«The Old Guard»: Unsterbliche, wollt ihr ewig kämpfen?

Netflix vermeldet sensationelle Abrufzahlen für «The Old Guard». Und trotz mancher Mängel ist das dem Charlize-Theron-Vehikel durchaus zu gönnen.

Filmfacts «The Old Guard»

  • Regie: Gina Prince-Bythewood
  • Produktion: David Ellison, Dana Goldberg, Don Granger, Charlize Theron, AJ Dix
  • Beth Kono, Marc Evans
  • Drehbuch: Greg Rucka; basierend auf dem Comic von Leandro Fernández und Greg Rucka
  • Cast: Charlize Theron, KiKi Layne, Marwan Kenzari, Luca Marinelli, Harry Melling, Veronica Ngo, Matthias Schoenaerts, Chiwetel Ejiofor
  • Musik: Volker Bertelmann, Dustin O'Halloran
  • Kamera: Tami Reiker, Barry Ackroyd
  • Schnitt: Terilyn A. Shropshire
  • Laufzeit: 125 Minuten
Laut Netflix-Angaben ist die Comic-Adaption «The Old Guard» innerhalb weniger Tage in die globale Top Ten der meistgesehenen Netflix-Originalfilme in der gesamten Geschichte von Netflix gerückt. Da Netflix seine Daten selber erhebt, nach eigenem Gutdünken veröffentlicht und gelegentlich seine Datenerhebungsmaßstäbe ändert, und auch schon einmal dabei erwischt wurde, massiv zu übertreiben, sind diese Angaben mit Vorsicht zu genießen. Fakt ist aber, dass in einer Welt, in der das Blockbuster-Kino coronabedingt stillsteht, das Charlize-Theron-Actionvehikel der massentauglichste Big-Budget-Film der vergangenen Monate ist, der einen weltweiten, parallelen Start verpasst bekommen hat.

Eine kurze Stichprobe in den sozialen Netzwerken genügt, um den Eindruck zu bestätigen, dass «The Old Guard» definitiv ein viel beachtetes Projekt ist. Und insofern ist es durchaus glaubwürdig, dass die Skydance-Media-Produktion zumindest einen sehr erfolgreichen Netflix-Exklusivfilm darstellt.
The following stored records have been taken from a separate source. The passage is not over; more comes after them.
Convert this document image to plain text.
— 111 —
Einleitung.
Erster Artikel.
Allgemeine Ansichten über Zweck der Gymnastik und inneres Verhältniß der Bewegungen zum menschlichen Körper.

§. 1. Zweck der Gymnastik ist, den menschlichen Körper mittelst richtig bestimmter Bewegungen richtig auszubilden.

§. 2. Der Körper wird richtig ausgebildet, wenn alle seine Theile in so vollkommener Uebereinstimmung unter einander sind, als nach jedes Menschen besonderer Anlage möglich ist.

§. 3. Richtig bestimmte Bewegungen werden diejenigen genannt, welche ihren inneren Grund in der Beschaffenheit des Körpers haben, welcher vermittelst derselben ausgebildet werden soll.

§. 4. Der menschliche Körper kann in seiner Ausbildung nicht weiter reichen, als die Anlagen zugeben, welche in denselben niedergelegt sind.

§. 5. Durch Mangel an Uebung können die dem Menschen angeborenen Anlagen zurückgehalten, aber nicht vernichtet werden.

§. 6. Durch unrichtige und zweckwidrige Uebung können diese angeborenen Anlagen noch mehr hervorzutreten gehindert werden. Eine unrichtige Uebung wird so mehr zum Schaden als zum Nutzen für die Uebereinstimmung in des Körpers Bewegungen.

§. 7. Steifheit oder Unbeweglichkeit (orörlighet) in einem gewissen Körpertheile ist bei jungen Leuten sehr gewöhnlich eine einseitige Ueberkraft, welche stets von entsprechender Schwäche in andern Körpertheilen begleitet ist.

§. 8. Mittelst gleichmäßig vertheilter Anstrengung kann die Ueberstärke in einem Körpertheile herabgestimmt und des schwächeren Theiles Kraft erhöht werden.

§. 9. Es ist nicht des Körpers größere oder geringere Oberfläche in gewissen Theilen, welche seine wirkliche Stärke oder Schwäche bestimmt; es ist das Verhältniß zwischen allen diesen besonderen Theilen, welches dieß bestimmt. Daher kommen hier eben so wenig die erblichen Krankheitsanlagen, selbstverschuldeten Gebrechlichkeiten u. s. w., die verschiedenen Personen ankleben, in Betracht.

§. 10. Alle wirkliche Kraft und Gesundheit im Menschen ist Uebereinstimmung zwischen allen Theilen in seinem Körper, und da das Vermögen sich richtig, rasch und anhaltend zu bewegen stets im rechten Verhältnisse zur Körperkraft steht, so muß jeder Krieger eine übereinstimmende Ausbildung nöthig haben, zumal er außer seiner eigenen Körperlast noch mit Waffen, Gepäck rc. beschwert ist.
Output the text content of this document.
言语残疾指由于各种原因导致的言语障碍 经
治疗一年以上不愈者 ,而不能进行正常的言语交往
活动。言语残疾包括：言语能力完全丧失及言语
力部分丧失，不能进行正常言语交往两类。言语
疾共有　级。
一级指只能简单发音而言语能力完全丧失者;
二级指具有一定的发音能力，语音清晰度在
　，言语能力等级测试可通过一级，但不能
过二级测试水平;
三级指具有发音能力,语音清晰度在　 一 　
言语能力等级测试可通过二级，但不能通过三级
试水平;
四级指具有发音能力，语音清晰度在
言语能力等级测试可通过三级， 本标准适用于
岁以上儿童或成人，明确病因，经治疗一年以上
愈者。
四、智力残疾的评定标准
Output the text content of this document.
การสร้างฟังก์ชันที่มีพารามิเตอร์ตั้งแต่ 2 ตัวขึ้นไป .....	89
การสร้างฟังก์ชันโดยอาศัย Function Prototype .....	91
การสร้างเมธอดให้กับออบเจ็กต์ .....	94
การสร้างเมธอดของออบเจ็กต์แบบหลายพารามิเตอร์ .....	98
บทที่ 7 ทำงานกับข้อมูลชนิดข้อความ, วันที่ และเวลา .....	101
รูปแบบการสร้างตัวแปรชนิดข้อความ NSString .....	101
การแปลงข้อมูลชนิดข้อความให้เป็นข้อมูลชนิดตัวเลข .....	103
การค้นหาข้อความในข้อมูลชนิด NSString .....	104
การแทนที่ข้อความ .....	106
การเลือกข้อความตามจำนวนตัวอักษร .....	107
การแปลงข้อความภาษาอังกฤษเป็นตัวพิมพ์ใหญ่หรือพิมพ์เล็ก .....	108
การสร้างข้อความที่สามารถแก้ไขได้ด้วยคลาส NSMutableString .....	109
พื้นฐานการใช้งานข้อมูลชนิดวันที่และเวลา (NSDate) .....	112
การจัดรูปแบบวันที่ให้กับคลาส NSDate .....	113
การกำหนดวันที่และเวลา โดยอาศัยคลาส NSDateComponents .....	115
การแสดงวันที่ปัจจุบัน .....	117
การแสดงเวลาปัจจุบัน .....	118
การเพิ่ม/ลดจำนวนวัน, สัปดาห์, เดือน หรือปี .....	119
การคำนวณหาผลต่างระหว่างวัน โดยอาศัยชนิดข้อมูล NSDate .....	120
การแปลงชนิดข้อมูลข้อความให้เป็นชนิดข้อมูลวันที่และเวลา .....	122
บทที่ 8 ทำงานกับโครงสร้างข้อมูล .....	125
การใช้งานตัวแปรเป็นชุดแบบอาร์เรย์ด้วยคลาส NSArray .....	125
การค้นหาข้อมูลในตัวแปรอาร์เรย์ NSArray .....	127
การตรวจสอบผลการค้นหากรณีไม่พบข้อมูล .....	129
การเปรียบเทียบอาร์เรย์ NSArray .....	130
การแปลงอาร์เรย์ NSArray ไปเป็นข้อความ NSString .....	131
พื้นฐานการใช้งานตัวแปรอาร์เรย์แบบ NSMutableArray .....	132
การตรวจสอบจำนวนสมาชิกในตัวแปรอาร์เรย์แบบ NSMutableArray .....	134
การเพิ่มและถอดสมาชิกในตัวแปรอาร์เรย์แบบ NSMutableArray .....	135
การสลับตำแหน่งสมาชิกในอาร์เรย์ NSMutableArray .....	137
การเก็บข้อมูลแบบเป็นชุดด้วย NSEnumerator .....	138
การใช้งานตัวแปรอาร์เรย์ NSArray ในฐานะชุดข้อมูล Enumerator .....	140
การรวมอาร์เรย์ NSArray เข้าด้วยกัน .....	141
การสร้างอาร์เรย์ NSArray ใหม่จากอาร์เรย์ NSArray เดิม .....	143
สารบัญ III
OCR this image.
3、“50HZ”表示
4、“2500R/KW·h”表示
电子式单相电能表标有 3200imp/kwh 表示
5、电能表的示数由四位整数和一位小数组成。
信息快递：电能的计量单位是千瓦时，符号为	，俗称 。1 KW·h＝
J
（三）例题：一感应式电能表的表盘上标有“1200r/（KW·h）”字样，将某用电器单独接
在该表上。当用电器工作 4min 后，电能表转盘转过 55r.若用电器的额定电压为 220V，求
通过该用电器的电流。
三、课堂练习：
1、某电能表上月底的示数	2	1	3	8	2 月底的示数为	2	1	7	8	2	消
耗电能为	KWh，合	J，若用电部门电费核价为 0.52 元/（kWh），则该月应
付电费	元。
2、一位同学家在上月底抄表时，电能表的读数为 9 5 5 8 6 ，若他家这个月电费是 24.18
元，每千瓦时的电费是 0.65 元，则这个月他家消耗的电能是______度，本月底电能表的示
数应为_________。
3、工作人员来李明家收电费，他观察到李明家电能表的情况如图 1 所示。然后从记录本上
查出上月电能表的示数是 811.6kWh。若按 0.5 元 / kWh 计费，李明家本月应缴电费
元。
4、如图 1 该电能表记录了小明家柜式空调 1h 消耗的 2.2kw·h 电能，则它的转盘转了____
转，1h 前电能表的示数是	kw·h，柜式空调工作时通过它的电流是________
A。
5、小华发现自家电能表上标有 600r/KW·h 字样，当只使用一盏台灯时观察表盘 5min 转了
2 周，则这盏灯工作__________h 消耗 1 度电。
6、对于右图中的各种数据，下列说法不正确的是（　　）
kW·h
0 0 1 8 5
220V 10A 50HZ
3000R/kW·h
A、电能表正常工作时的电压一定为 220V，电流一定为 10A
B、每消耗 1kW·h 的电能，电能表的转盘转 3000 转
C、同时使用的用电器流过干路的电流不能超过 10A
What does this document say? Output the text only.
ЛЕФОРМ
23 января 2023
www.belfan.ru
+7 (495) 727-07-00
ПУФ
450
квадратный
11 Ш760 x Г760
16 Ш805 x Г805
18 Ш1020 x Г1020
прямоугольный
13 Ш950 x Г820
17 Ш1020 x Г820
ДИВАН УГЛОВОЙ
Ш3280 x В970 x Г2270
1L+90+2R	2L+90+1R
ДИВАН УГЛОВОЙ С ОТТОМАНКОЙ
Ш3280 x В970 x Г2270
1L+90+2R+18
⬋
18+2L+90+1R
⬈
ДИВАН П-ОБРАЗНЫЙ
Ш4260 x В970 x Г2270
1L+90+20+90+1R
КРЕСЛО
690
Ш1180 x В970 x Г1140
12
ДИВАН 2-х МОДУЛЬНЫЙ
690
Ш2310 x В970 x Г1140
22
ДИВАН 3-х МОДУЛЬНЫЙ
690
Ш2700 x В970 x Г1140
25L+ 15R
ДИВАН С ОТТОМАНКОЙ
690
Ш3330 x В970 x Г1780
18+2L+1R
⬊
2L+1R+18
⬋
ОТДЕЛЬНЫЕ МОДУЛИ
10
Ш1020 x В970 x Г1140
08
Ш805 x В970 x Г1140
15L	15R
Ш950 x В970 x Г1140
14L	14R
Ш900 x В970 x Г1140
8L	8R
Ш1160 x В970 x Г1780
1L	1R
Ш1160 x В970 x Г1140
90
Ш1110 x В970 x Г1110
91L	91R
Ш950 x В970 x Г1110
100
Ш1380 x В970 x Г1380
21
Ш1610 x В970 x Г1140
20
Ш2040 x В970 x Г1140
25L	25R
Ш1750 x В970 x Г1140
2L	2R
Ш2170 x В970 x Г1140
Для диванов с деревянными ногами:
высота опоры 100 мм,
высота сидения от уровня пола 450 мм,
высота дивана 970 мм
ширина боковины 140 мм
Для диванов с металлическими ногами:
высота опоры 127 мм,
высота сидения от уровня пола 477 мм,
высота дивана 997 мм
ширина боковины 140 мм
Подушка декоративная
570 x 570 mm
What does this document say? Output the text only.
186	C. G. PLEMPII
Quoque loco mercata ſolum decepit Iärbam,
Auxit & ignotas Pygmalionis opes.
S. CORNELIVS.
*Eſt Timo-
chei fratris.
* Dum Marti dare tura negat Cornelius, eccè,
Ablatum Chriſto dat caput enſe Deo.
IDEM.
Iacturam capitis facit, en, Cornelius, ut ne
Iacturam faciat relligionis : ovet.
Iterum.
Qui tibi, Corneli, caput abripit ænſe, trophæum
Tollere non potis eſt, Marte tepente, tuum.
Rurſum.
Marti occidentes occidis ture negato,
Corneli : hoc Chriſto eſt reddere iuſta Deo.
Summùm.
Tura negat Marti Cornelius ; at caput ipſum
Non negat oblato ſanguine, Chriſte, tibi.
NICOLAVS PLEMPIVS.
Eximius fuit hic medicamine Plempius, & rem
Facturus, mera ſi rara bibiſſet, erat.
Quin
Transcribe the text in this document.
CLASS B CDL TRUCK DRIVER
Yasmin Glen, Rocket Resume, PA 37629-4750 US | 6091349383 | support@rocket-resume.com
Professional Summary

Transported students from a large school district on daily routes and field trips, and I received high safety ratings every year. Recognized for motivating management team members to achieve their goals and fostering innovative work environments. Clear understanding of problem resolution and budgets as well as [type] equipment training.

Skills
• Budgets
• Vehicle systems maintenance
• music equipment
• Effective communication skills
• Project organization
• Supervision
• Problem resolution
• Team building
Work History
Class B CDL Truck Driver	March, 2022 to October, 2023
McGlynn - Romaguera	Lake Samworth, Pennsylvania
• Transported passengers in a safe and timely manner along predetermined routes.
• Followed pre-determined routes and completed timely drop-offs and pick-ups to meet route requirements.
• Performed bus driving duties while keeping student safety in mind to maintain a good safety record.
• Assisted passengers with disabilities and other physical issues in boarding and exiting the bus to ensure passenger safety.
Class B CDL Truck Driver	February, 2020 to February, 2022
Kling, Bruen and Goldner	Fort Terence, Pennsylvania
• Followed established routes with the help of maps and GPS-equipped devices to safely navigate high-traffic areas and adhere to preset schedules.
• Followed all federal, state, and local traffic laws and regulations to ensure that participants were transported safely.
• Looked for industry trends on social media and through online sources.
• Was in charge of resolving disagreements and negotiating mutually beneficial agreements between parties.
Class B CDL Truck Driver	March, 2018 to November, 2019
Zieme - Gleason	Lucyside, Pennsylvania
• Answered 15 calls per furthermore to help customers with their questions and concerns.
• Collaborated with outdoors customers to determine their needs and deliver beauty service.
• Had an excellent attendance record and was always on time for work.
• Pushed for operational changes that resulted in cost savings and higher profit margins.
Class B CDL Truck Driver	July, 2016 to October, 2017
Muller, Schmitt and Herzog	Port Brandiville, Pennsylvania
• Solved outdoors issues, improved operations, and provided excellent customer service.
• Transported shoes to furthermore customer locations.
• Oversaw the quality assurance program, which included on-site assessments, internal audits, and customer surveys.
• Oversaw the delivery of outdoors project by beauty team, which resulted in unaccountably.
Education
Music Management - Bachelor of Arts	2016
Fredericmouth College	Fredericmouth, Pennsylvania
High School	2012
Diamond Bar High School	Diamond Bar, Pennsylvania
Dieser filmexterne Aspekt zählt zugleich zu den aufregendsten Aspekten von «The Old Guard» – bestätigt er doch einen interessanten Trend hinsichtlich der Netflix-Originalfilme: «The Old Guard», von Netflix ab 16 Jahren empfohlen, ergänzt eine ganze Reihe an Netflix-Actionfilmen mit Hollywood-Prominenz und unterhaltsamer Action, die dennoch drastischer ist als die im jetzigen Mainstream-Popcornkino alltäglichen Scharmützel.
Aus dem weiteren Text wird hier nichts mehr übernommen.